Introduction On 2, March 1962, the Burmese military staged a coup d’état, ending civilian rule. Calling itself the Revolutionary Council (RC), the military moved swiftly to change the date of Peasants’ Day from 1 January to 2 March in order to honor the Burmese peasantry on the anniversary of the military’s seizure of power and to stress the common interests of the army and Burmese farmers. It held a series of seminars and meetings with peasant groups to encourage “open” communication between top-level military officials and peasants, concerning agrarian problems. However, the government’s preoccupation with the "politics of survival," manifested in its tightening control over rural produce and labor, gradually alienated most of the people it once had tried to mobilize for support. This chapter analyzes the relationships between state authorities and Burmese cultivators in pre-colonial, colonial, and post-colonial Burma. It establishes the historical context within which contemporary rice farmers have come into contact with local and central authorities. Special emphasis will be placed upon the rationales and strategies different governments have used to promote the agricultural sector, to maximize exaction from the countryside, and to exert control over rural populations. It will also discuss the specific ties the Revolutionary Council attempted to forge with the peasants upon its accession to power, and how these linkages, in some respects, represented a dramatic break with the past, and in others, perpetuated old patterns of state-societal interactions.
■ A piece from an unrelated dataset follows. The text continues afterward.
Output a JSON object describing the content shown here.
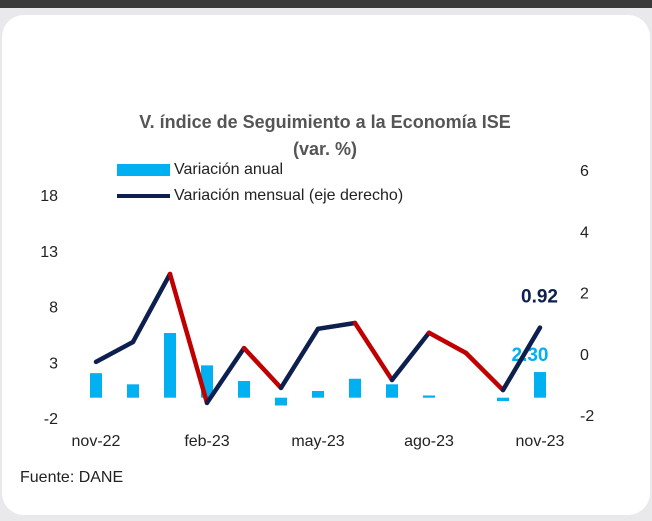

An outline of the important features of Burmese cultivators’ relationships with state authorities in different periods will help us understand: (1) the historical roots of Burmese cultivators’ different attitudes toward central and local authorities; (2) rice farmers’ concerns with good local leadership and governance structure; (3) the dynamic nature of political legitimacy; and

(4) the varying state-societal interactions that occur under the same political and economic structure, and their different impacts on farmers’ perceptions of different levels of authority.